На высокой горе, под старыми липами, сидели двое, смотрели и слушали. Овеянные воспоминаниями далекого прошлого, своего и чужого, они сидели, окаменев, словно завороженные мелодией света и звуков. Что это были не статуи, а живые люди, можно было узнать лишь по их глазам, следившим за сверкающими дорожками, которые возникали и мгновенно исчезали за лодками, по руке Анзельма, машинально гладившего пса, лежавшего у его ног, да еще по шумному, все более прерывистому дыханию Марты. Но вот лодки достигли сверкавшей на воде колонны лунного света и безмолвно, одна за другой, проплывали над отраженным в воде огненным шаром луны, легкие, темные и тихие, точно призраки.

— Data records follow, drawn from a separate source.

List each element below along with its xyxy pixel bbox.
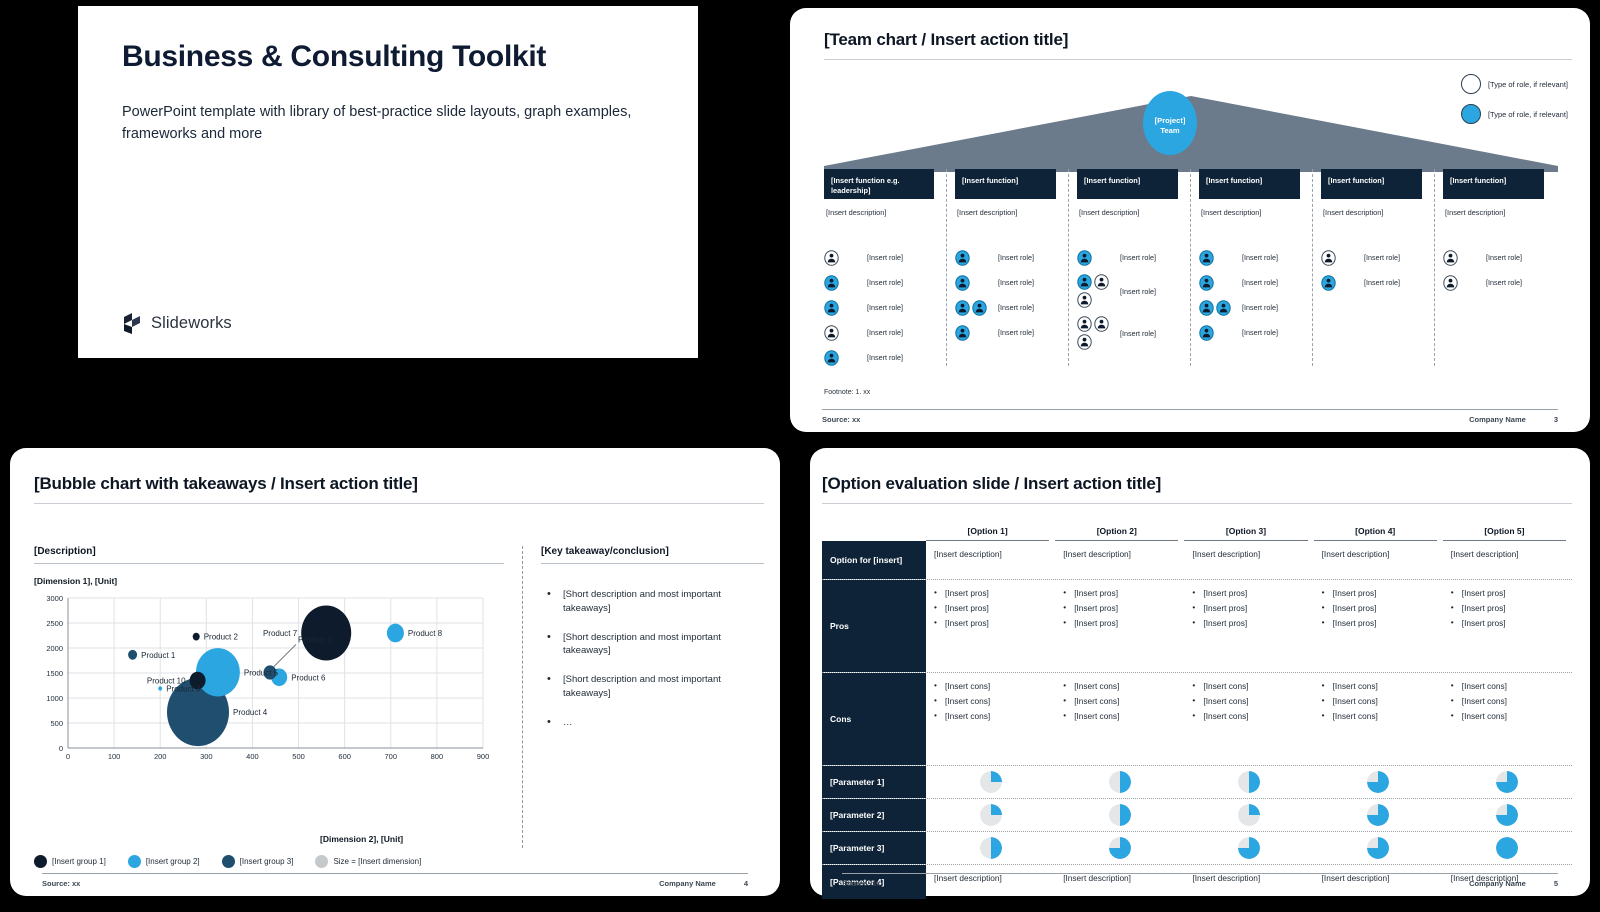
bullet-item: [Insert pros] <box>1192 603 1307 614</box>
option-header-2[interactable]: [Option 2] <box>1055 526 1178 541</box>
role-list: [Insert role] [Insert role] [Insert ro <box>955 249 1064 341</box>
person-icon <box>972 300 987 316</box>
x-tick-label: 600 <box>338 752 351 761</box>
slide2-header: [Team chart / Insert action title] <box>824 30 1572 60</box>
bubble-product-8[interactable] <box>387 624 404 643</box>
bullet-item: [Insert pros] <box>1451 588 1566 599</box>
slide3-header: [Bubble chart with takeaways / Insert ac… <box>34 474 764 504</box>
pie-indicator-icon <box>980 804 1002 826</box>
person-icon <box>1094 316 1109 332</box>
person-icon <box>824 300 839 316</box>
person-icon <box>955 250 970 266</box>
role-icon-group <box>1321 275 1359 291</box>
table-row: [Parameter 3] <box>822 832 1572 864</box>
role-legend-label: [Type of role, if relevant] <box>1488 80 1568 89</box>
row-label[interactable]: [Parameter 3] <box>822 832 926 864</box>
role-label: [Insert role] <box>1242 303 1278 312</box>
bullet-item: [Insert cons] <box>934 681 1049 692</box>
role-label: [Insert role] <box>867 253 903 262</box>
slide3-footer: Source: xx Company Name 4 <box>10 873 780 888</box>
takeaway-item-3: [Short description and most important ta… <box>541 673 751 701</box>
role-row[interactable]: [Insert role] <box>1443 274 1552 291</box>
bubble-product-3[interactable] <box>158 686 162 690</box>
x-tick-label: 500 <box>292 752 305 761</box>
role-row[interactable]: [Insert role] <box>824 274 942 291</box>
role-row[interactable]: [Insert role] <box>955 324 1064 341</box>
y-tick-label: 3000 <box>46 594 63 603</box>
pie-indicator-icon <box>1238 771 1260 793</box>
function-header[interactable]: [Insert function] <box>1077 169 1178 199</box>
role-row[interactable]: [Insert role] <box>955 249 1064 266</box>
role-label: [Insert role] <box>998 328 1034 337</box>
bullet-item: [Insert cons] <box>1192 711 1307 722</box>
role-icon-group <box>824 275 862 291</box>
role-list: [Insert role] [Insert role] [Insert role… <box>824 249 942 366</box>
bullet-item: [Insert cons] <box>1322 696 1437 707</box>
bullet-item: [Insert cons] <box>1063 696 1178 707</box>
bubble-label-product-4: Product 4 <box>233 708 268 717</box>
project-team-label-line2: Team <box>1160 126 1179 136</box>
takeaway-panel: [Key takeaway/conclusion] [Short descrip… <box>541 546 764 848</box>
person-icon <box>955 300 970 316</box>
role-icon-group <box>955 325 993 341</box>
function-description: [Insert description] <box>1445 208 1552 217</box>
bubble-chart-svg: 0500100015002000250030000100200300400500… <box>34 592 489 774</box>
table-cell[interactable]: [Insert cons][Insert cons][Insert cons] <box>1443 673 1572 765</box>
title-card: Business & Consulting Toolkit PowerPoint… <box>78 6 698 358</box>
role-icon-group <box>824 350 862 366</box>
slide-3-team-chart: [Team chart / Insert action title] [Type… <box>790 0 1600 440</box>
bullet-item: [Insert pros] <box>934 588 1049 599</box>
y-tick-label: 2500 <box>46 619 63 628</box>
person-icon <box>1199 325 1214 341</box>
pie-indicator-icon <box>1367 837 1389 859</box>
bubble-chart-body: [Description] [Dimension 1], [Unit] 0500… <box>34 546 764 848</box>
title-divider <box>824 59 1572 60</box>
row-label[interactable]: Pros <box>822 580 926 672</box>
table-cell-rating[interactable] <box>1055 766 1184 798</box>
function-columns: [Insert function e.g. leadership] [Inser… <box>824 169 1556 366</box>
page-title: [Option evaluation slide / Insert action… <box>822 474 1572 494</box>
table-cell[interactable]: [Insert pros][Insert pros][Insert pros] <box>1055 580 1184 672</box>
function-header[interactable]: [Insert function] <box>1199 169 1300 199</box>
role-label: [Insert role] <box>1242 253 1278 262</box>
x-tick-label: 100 <box>108 752 121 761</box>
bubble-label-product-6: Product 6 <box>291 673 326 682</box>
person-icon <box>824 325 839 341</box>
y-axis-label: [Dimension 1], [Unit] <box>34 576 504 586</box>
role-row[interactable]: [Insert role] <box>1199 324 1308 341</box>
pie-indicator-icon <box>980 771 1002 793</box>
footer-company: Company Name <box>1469 415 1526 424</box>
role-list: [Insert role] [Insert role] <box>1077 249 1186 350</box>
slide-5-option-evaluation: [Option evaluation slide / Insert action… <box>790 440 1600 912</box>
person-icon <box>1077 292 1092 308</box>
takeaway-item-1: [Short description and most important ta… <box>541 588 751 616</box>
person-icon <box>1199 300 1214 316</box>
function-header[interactable]: [Insert function] <box>955 169 1056 199</box>
role-icon-group <box>1077 274 1115 308</box>
footnote: Footnote: 1. xx <box>824 389 870 396</box>
vertical-divider <box>522 546 523 848</box>
legend-color-swatch-icon <box>128 855 141 868</box>
legend-label: [Insert group 2] <box>146 857 200 866</box>
footer-page-number: 3 <box>1554 415 1558 424</box>
person-icon <box>1077 250 1092 266</box>
y-tick-label: 1000 <box>46 694 63 703</box>
role-label: [Insert role] <box>1364 278 1400 287</box>
role-label: [Insert role] <box>867 303 903 312</box>
role-label: [Insert role] <box>867 353 903 362</box>
person-icon <box>824 350 839 366</box>
bubble-label-product-2: Product 2 <box>204 633 239 642</box>
table-row: Option for [insert][Insert description][… <box>822 541 1572 579</box>
bullet-item: [Insert cons] <box>1063 681 1178 692</box>
role-row[interactable]: [Insert role] <box>955 299 1064 316</box>
legend-item-3[interactable]: [Insert group 3] <box>222 855 294 868</box>
role-row[interactable]: [Insert role] <box>1321 274 1430 291</box>
bullet-item: [Insert pros] <box>934 618 1049 629</box>
bubble-product-1[interactable] <box>128 650 137 660</box>
row-label[interactable]: [Parameter 1] <box>822 766 926 798</box>
slide4-header: [Option evaluation slide / Insert action… <box>822 474 1572 504</box>
bullet-item: [Insert pros] <box>934 603 1049 614</box>
page-title: Business & Consulting Toolkit <box>122 40 654 75</box>
takeaway-item-4: … <box>541 716 751 730</box>
bullet-item: [Insert pros] <box>1322 588 1437 599</box>
person-icon <box>955 275 970 291</box>
table-row: Cons[Insert cons][Insert cons][Insert co… <box>822 673 1572 765</box>
table-cell-rating[interactable] <box>926 799 1055 831</box>
bullet-item: [Insert cons] <box>934 696 1049 707</box>
table-cell-rating[interactable] <box>1314 832 1443 864</box>
person-icon <box>1216 300 1231 316</box>
source-label: Source: xx <box>822 415 860 424</box>
table-cell[interactable]: [Insert cons][Insert cons][Insert cons] <box>1055 673 1184 765</box>
legend-color-swatch-icon <box>222 855 235 868</box>
role-label: [Insert role] <box>1364 253 1400 262</box>
bullet-item: [Insert cons] <box>934 711 1049 722</box>
role-label: [Insert role] <box>998 303 1034 312</box>
legend-item-1[interactable]: [Insert group 1] <box>34 855 106 868</box>
corner-cell <box>822 526 926 541</box>
role-icon-group <box>955 300 993 316</box>
person-icon <box>824 250 839 266</box>
bullet-item: [Insert pros] <box>1322 603 1437 614</box>
table-cell[interactable]: [Insert description] <box>1443 541 1572 579</box>
function-column-1: [Insert function e.g. leadership] [Inser… <box>824 169 946 366</box>
role-label: [Insert role] <box>1120 287 1156 296</box>
table-cell-rating[interactable] <box>1184 766 1313 798</box>
role-label: [Insert role] <box>1486 278 1522 287</box>
bubble-label-product-8: Product 8 <box>408 629 443 638</box>
role-icon-group <box>1077 250 1115 266</box>
table-cell-rating[interactable] <box>1314 766 1443 798</box>
function-column-6: [Insert function] [Insert description] [… <box>1434 169 1556 366</box>
role-icon-group <box>1443 275 1481 291</box>
y-tick-label: 500 <box>50 719 63 728</box>
footer-divider <box>842 873 1558 874</box>
role-row[interactable]: [Insert role] <box>1199 274 1308 291</box>
pie-indicator-icon <box>1109 837 1131 859</box>
bullet-item: [Insert pros] <box>1063 618 1178 629</box>
function-column-5: [Insert function] [Insert description] [… <box>1312 169 1434 366</box>
y-tick-label: 2000 <box>46 644 63 653</box>
function-description: [Insert description] <box>957 208 1064 217</box>
person-icon <box>1199 250 1214 266</box>
bullet-item: [Insert pros] <box>1063 603 1178 614</box>
y-tick-label: 1500 <box>46 669 63 678</box>
bullet-item: [Insert cons] <box>1451 696 1566 707</box>
slide2-footer: Source: xx Company Name 3 <box>790 409 1590 424</box>
role-icon-group <box>1321 250 1359 266</box>
table-cell[interactable]: [Insert description] <box>1184 541 1313 579</box>
role-icon-group <box>955 275 993 291</box>
role-label: [Insert role] <box>1486 253 1522 262</box>
table-cell-rating[interactable] <box>1184 799 1313 831</box>
footer-page-number: 4 <box>744 879 748 888</box>
footer-divider <box>822 409 1558 410</box>
legend-label: [Insert group 1] <box>52 857 106 866</box>
role-icon-group <box>824 300 862 316</box>
x-tick-label: 200 <box>154 752 167 761</box>
function-column-2: [Insert function] [Insert description] [… <box>946 169 1068 366</box>
option-header-4[interactable]: [Option 4] <box>1314 526 1437 541</box>
x-tick-label: 400 <box>246 752 259 761</box>
option-header-5[interactable]: [Option 5] <box>1443 526 1566 541</box>
role-icon-group <box>1199 300 1237 316</box>
bullet-item: [Insert cons] <box>1322 711 1437 722</box>
role-row[interactable]: [Insert role] <box>1443 249 1552 266</box>
person-icon <box>1077 274 1092 290</box>
brand-name: Slideworks <box>151 314 232 333</box>
role-label: [Insert role] <box>867 328 903 337</box>
role-row[interactable]: [Insert role] <box>1199 299 1308 316</box>
person-icon <box>1077 334 1092 350</box>
bullet-item: [Insert pros] <box>1322 618 1437 629</box>
table-cell-rating[interactable] <box>926 766 1055 798</box>
person-icon <box>955 325 970 341</box>
pie-indicator-icon <box>1496 771 1518 793</box>
person-icon <box>1443 250 1458 266</box>
role-row[interactable]: [Insert role] <box>824 249 942 266</box>
person-icon <box>1321 250 1336 266</box>
bubble-label-product-5: Product 5 <box>244 668 279 677</box>
row-label[interactable]: Option for [insert] <box>822 541 926 579</box>
row-label[interactable]: Cons <box>822 673 926 765</box>
role-label: [Insert role] <box>867 278 903 287</box>
bullet-item: [Insert pros] <box>1451 603 1566 614</box>
role-label: [Insert role] <box>1242 328 1278 337</box>
function-description: [Insert description] <box>1079 208 1186 217</box>
bubble-label-product-9: Product 9 <box>298 636 333 645</box>
role-row[interactable]: [Insert role] <box>1077 316 1186 350</box>
role-icon-group <box>1199 250 1237 266</box>
table-cell[interactable]: [Insert pros][Insert pros][Insert pros] <box>1184 580 1313 672</box>
bullet-item: [Insert cons] <box>1451 711 1566 722</box>
role-list: [Insert role] [Insert role] <box>1443 249 1552 291</box>
person-icon <box>1321 275 1336 291</box>
footer-company: Company Name <box>1469 879 1526 888</box>
function-description: [Insert description] <box>1323 208 1430 217</box>
takeaway-panel-header: [Key takeaway/conclusion] <box>541 546 764 557</box>
bubble-label-product-10: Product 10 <box>147 677 186 686</box>
person-icon <box>1077 316 1092 332</box>
project-team-label-line1: [Project] <box>1155 116 1186 126</box>
table-cell-rating[interactable] <box>1443 766 1572 798</box>
table-cell[interactable]: [Insert cons][Insert cons][Insert cons] <box>1314 673 1443 765</box>
role-label: [Insert role] <box>1242 278 1278 287</box>
page-title: [Team chart / Insert action title] <box>824 30 1572 50</box>
legend-label: Size = [Insert dimension] <box>333 857 421 866</box>
role-row[interactable]: [Insert role] <box>1077 249 1186 266</box>
title-divider <box>34 503 764 504</box>
function-description: [Insert description] <box>1201 208 1308 217</box>
bullet-item: [Insert cons] <box>1192 681 1307 692</box>
role-icon-group <box>824 250 862 266</box>
x-tick-label: 700 <box>385 752 398 761</box>
table-cell[interactable]: [Insert description] <box>926 541 1055 579</box>
slide-1-title: Business & Consulting Toolkit PowerPoint… <box>0 0 790 440</box>
x-axis-label: [Dimension 2], [Unit] <box>320 834 403 844</box>
table-cell[interactable]: [Insert pros][Insert pros][Insert pros] <box>1443 580 1572 672</box>
function-header[interactable]: [Insert function e.g. leadership] <box>824 169 934 199</box>
pie-indicator-icon <box>1238 804 1260 826</box>
pie-indicator-icon <box>1496 837 1518 859</box>
role-row[interactable]: [Insert role] <box>1321 249 1430 266</box>
table-header-row: [Option 1][Option 2][Option 3][Option 4]… <box>822 526 1572 541</box>
table-cell-rating[interactable] <box>1184 832 1313 864</box>
role-row[interactable]: [Insert role] <box>824 324 942 341</box>
pie-indicator-icon <box>1109 771 1131 793</box>
bubble-product-5[interactable] <box>196 648 240 696</box>
table-cell[interactable]: [Insert description] <box>1314 541 1443 579</box>
person-icon <box>824 275 839 291</box>
table-row: Pros[Insert pros][Insert pros][Insert pr… <box>822 580 1572 672</box>
takeaway-list: [Short description and most important ta… <box>541 588 764 729</box>
function-description: [Insert description] <box>826 208 942 217</box>
page-title: [Bubble chart with takeaways / Insert ac… <box>34 474 764 494</box>
table-cell[interactable]: [Insert description] <box>1055 541 1184 579</box>
role-label: [Insert role] <box>998 278 1034 287</box>
slideworks-logo-icon <box>122 313 142 334</box>
table-cell[interactable]: [Insert pros][Insert pros][Insert pros] <box>926 580 1055 672</box>
role-row[interactable]: [Insert role] <box>1199 249 1308 266</box>
panel-divider <box>34 563 504 564</box>
bubble-label-product-7: Product 7 <box>263 629 298 638</box>
option-header-3[interactable]: [Option 3] <box>1184 526 1307 541</box>
pie-indicator-icon <box>1496 804 1518 826</box>
role-row[interactable]: [Insert role] <box>955 274 1064 291</box>
person-icon <box>1199 275 1214 291</box>
bullet-item: [Insert cons] <box>1322 681 1437 692</box>
brand-logo: Slideworks <box>122 313 232 334</box>
legend-item-4[interactable]: Size = [Insert dimension] <box>315 855 421 868</box>
legend-color-swatch-icon <box>34 855 47 868</box>
role-icon-group <box>824 325 862 341</box>
takeaway-item-2: [Short description and most important ta… <box>541 631 751 659</box>
title-divider <box>822 503 1572 504</box>
legend-item-2[interactable]: [Insert group 2] <box>128 855 200 868</box>
page-subtitle: PowerPoint template with library of best… <box>122 101 632 146</box>
slide4-footer: Source: xx Company Name 5 <box>810 873 1590 888</box>
table-cell-rating[interactable] <box>1443 832 1572 864</box>
footer-divider <box>42 873 748 874</box>
role-legend-item-1: [Type of role, if relevant] <box>1461 74 1568 94</box>
table-row: [Parameter 1] <box>822 766 1572 798</box>
bubble-label-product-3: Product 3 <box>166 685 201 694</box>
bullet-item: [Insert cons] <box>1063 711 1178 722</box>
x-tick-label: 300 <box>200 752 213 761</box>
bullet-item: [Insert cons] <box>1192 696 1307 707</box>
bullet-item: [Insert pros] <box>1063 588 1178 599</box>
legend-label: [Insert group 3] <box>240 857 294 866</box>
function-header[interactable]: [Insert function] <box>1321 169 1422 199</box>
bubble-product-7[interactable] <box>301 606 351 661</box>
role-label: [Insert role] <box>1120 253 1156 262</box>
source-label: Source: xx <box>842 879 880 888</box>
row-label[interactable]: [Parameter 2] <box>822 799 926 831</box>
pie-indicator-icon <box>1109 804 1131 826</box>
role-label: [Insert role] <box>998 253 1034 262</box>
legend-color-swatch-icon <box>315 855 328 868</box>
function-column-4: [Insert function] [Insert description] [… <box>1190 169 1312 366</box>
role-legend-circle-icon <box>1461 74 1481 94</box>
role-icon-group <box>955 250 993 266</box>
role-icon-group <box>1199 325 1237 341</box>
function-column-3: [Insert function] [Insert description] [… <box>1068 169 1190 366</box>
table-cell[interactable]: [Insert cons][Insert cons][Insert cons] <box>1184 673 1313 765</box>
role-row[interactable]: [Insert role] <box>824 299 942 316</box>
bullet-item: [Insert pros] <box>1192 588 1307 599</box>
pie-indicator-icon <box>1367 804 1389 826</box>
table-cell-rating[interactable] <box>1314 799 1443 831</box>
pie-indicator-icon <box>1367 771 1389 793</box>
source-label: Source: xx <box>42 879 80 888</box>
footer-page-number: 5 <box>1554 879 1558 888</box>
footer-company: Company Name <box>659 879 716 888</box>
table-cell-rating[interactable] <box>1443 799 1572 831</box>
table-cell-rating[interactable] <box>1055 799 1184 831</box>
table-cell-rating[interactable] <box>926 832 1055 864</box>
bubble-label-product-1: Product 1 <box>141 651 176 660</box>
bullet-item: [Insert pros] <box>1451 618 1566 629</box>
bubble-plot: 0500100015002000250030000100200300400500… <box>34 592 489 774</box>
role-icon-group <box>1077 316 1115 350</box>
bullet-item: [Insert pros] <box>1192 618 1307 629</box>
pie-indicator-icon <box>980 837 1002 859</box>
slide-4-bubble-chart: [Bubble chart with takeaways / Insert ac… <box>0 440 790 912</box>
table-cell[interactable]: [Insert pros][Insert pros][Insert pros] <box>1314 580 1443 672</box>
table-cell-rating[interactable] <box>1055 832 1184 864</box>
option-header-1[interactable]: [Option 1] <box>926 526 1049 541</box>
role-icon-group <box>1443 250 1481 266</box>
description-panel-header: [Description] <box>34 546 504 557</box>
org-roof-graphic <box>824 92 1600 177</box>
x-tick-label: 900 <box>477 752 489 761</box>
table-cell[interactable]: [Insert cons][Insert cons][Insert cons] <box>926 673 1055 765</box>
bubble-product-2[interactable] <box>193 633 200 641</box>
bullet-item: [Insert cons] <box>1451 681 1566 692</box>
role-row[interactable]: [Insert role] <box>824 349 942 366</box>
x-tick-label: 0 <box>66 752 70 761</box>
function-header[interactable]: [Insert function] <box>1443 169 1544 199</box>
panel-divider <box>541 563 764 564</box>
person-icon <box>1094 274 1109 290</box>
slide-deck-grid: Business & Consulting Toolkit PowerPoint… <box>0 0 1600 912</box>
role-row[interactable]: [Insert role] <box>1077 274 1186 308</box>
chart-legend: [Insert group 1] [Insert group 2] [Inser… <box>34 855 504 868</box>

За колонной света, там, где река круто поворачивала за стену леса, запел чей-то звучный мужской голос:
Ходит дивчина,
Бродит дивчина,
Лицо — маков цвет!
— Это Янек поет… — сказал Анзельм.
— Помните, как эту песню мы с вами вдвоем певали? — спросила женщина. — Я потом уже и не слыхала такого голоса, какой был тогда у вас.
— Да, да, было когда-то!
Анзельм с бледной усмешкой на устах запел:
Розой ты цветешь,
Розой ты цветешь,
Я — калиной.
У Марты рот раскрылся почти невольно. Она продолжала:
Ты пойдешь тропой.
Ты пойдешь тропой,
Я — кустами;
Освежись водой,
Освежись водой,
Я — слезами.
Настала очередь Анзельма:
Как богат твой дом,
Как богат твой дом,
Земли — вволю.
Но сидящая около него женщина закашлялась и наклонилась. Анзельм прервал свою песню и стал прислушиваться. Ему показалось, что из груди его соседки вылетал не один кашель… Он взял ее за руку.